Safety & Interactions
At low-to-moderate concentrations, Pandanus tectorius extracts demonstrate acceptable cytotoxicity profiles, with IC₅₀ values exceeding 30–40 μg/mL against RAW 264.7, L-6, MCF-7, HeLa, and HepG2 cell lines; however, high-concentration saponin-rich fractions reduce macrophage cell viability to approximately 64.3%, indicating a dose-dependent cytotoxicity risk that must be considered in any formulation development. No drug interactions have been formally studied or reported, and no contraindications have been established based on available literature, though the plant's saponin content warrants caution in combination with drugs that affect cell membrane permeability or gastrointestinal mucosal integrity.
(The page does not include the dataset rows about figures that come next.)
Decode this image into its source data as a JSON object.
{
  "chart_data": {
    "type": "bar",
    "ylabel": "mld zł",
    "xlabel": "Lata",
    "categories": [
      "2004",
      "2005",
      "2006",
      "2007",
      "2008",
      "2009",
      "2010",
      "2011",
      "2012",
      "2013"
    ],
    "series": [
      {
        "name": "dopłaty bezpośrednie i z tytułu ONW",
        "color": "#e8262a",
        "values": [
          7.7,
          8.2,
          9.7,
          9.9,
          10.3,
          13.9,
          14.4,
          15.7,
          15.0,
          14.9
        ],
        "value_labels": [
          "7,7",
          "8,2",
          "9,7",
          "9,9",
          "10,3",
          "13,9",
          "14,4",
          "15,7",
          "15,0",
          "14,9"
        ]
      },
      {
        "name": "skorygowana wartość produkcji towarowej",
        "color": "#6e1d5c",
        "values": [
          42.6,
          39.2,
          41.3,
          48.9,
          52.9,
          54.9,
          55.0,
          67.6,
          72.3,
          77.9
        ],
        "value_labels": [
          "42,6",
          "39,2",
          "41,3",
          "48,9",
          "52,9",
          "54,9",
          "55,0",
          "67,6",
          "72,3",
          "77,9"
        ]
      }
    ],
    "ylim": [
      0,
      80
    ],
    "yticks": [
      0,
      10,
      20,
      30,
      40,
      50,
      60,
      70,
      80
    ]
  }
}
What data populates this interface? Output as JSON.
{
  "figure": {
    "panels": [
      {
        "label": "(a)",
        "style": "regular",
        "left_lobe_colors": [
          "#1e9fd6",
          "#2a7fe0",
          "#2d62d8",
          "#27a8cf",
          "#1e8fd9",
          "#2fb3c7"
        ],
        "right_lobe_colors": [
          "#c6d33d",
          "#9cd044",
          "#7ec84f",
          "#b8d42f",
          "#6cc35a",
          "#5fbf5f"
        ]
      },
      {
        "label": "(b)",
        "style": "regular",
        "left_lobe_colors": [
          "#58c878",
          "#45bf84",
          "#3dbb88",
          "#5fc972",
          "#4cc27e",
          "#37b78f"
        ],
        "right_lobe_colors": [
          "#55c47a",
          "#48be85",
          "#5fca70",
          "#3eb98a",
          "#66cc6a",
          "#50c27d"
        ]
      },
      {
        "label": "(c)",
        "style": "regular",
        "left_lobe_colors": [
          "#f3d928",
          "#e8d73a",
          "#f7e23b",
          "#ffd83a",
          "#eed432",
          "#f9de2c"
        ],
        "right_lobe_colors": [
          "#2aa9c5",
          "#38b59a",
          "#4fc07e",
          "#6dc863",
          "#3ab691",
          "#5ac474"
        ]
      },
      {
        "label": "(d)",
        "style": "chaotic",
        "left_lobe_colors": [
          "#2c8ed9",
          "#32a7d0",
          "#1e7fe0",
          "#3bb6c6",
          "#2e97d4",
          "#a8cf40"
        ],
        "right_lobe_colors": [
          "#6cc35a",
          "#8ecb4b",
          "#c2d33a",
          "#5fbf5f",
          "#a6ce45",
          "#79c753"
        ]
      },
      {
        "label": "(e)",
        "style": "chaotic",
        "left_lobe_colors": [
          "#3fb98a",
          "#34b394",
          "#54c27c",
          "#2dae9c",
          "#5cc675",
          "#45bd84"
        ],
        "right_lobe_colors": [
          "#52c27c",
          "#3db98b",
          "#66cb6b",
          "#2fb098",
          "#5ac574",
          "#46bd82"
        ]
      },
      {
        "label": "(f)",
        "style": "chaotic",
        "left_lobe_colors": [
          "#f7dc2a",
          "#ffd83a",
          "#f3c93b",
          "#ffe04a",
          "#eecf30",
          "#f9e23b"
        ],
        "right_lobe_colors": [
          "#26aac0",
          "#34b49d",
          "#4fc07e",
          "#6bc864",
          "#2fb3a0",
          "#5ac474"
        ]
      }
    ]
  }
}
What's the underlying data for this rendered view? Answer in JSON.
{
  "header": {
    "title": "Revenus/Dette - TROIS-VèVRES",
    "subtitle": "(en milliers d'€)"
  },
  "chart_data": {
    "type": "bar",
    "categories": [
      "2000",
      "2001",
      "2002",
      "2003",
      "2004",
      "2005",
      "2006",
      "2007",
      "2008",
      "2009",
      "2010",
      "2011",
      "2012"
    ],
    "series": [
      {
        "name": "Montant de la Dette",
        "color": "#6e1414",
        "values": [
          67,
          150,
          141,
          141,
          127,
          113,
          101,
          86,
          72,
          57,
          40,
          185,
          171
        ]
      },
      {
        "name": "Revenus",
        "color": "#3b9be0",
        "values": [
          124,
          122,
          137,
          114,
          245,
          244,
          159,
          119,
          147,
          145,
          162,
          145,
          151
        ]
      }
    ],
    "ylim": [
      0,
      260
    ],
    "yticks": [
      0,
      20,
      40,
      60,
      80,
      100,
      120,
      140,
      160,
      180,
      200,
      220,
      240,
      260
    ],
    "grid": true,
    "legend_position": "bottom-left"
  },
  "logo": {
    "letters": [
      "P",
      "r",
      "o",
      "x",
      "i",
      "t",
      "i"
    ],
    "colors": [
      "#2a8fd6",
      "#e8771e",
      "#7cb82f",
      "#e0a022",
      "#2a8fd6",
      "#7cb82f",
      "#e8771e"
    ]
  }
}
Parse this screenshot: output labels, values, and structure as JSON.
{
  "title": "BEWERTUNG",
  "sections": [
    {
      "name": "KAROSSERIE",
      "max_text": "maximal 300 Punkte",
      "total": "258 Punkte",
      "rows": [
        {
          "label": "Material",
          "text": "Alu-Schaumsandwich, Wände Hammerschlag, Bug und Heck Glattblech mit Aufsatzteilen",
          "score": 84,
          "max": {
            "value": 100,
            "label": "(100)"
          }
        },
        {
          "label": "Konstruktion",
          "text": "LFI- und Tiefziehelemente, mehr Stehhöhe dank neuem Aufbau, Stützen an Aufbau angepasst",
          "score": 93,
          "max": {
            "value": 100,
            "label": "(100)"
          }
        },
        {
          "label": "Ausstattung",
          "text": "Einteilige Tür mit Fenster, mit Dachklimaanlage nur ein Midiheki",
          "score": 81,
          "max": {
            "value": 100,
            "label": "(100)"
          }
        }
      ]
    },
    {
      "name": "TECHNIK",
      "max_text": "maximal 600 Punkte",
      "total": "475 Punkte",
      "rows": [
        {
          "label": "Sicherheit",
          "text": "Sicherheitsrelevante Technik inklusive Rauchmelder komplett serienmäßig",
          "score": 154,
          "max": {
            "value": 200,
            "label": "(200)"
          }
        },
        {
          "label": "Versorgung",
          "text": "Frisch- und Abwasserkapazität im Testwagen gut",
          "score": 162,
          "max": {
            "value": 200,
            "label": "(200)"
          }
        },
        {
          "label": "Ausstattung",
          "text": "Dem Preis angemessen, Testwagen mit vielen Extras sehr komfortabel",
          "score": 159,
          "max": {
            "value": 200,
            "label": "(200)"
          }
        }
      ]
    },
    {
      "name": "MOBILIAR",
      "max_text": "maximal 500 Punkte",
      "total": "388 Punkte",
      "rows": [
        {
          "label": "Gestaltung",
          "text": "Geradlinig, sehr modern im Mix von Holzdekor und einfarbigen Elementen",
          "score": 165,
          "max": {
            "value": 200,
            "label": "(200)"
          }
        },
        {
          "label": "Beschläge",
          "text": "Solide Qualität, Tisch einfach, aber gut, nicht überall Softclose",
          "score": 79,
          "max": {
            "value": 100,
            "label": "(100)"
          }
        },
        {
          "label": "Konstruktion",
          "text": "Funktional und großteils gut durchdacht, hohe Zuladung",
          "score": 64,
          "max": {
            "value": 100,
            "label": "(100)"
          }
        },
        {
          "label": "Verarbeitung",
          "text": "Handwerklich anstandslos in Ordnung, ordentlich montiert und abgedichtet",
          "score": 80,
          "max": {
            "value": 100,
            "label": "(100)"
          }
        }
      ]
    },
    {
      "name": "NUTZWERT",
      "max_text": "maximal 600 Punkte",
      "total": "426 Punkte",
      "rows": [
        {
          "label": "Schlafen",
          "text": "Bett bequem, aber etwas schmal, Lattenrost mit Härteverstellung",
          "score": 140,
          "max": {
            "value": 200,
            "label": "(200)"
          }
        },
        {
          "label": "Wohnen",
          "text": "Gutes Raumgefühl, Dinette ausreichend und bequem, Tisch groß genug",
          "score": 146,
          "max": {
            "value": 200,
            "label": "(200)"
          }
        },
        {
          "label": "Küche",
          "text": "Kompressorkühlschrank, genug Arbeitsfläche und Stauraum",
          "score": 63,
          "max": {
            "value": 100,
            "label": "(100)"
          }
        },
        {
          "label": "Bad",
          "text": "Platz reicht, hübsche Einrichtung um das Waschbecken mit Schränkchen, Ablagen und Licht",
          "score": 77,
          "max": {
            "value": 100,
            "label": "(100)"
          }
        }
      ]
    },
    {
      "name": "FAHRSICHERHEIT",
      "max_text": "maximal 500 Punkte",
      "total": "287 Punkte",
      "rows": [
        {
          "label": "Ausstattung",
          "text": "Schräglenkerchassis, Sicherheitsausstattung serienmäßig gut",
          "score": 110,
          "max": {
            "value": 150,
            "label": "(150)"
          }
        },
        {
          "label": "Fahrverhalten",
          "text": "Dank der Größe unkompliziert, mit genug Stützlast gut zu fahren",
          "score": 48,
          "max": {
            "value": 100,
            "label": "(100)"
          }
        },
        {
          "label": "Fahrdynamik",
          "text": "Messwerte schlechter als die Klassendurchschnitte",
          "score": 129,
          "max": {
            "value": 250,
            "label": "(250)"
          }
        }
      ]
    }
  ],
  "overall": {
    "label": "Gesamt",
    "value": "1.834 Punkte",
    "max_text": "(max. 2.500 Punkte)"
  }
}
No human safety data, maximum tolerated doses, or pharmacovigilance records are available, meaning use in vulnerable populations including pregnant women, lactating mothers, and individuals with hepatic or renal impairment cannot be guided by evidence and should be avoided until clinical safety studies are conducted. Topical application of 20–30% fruit extract gels in animal studies produced no reported adverse tissue reactions, suggesting reasonable local tolerability, but systemic exposure via oral routes remains uncharacterized.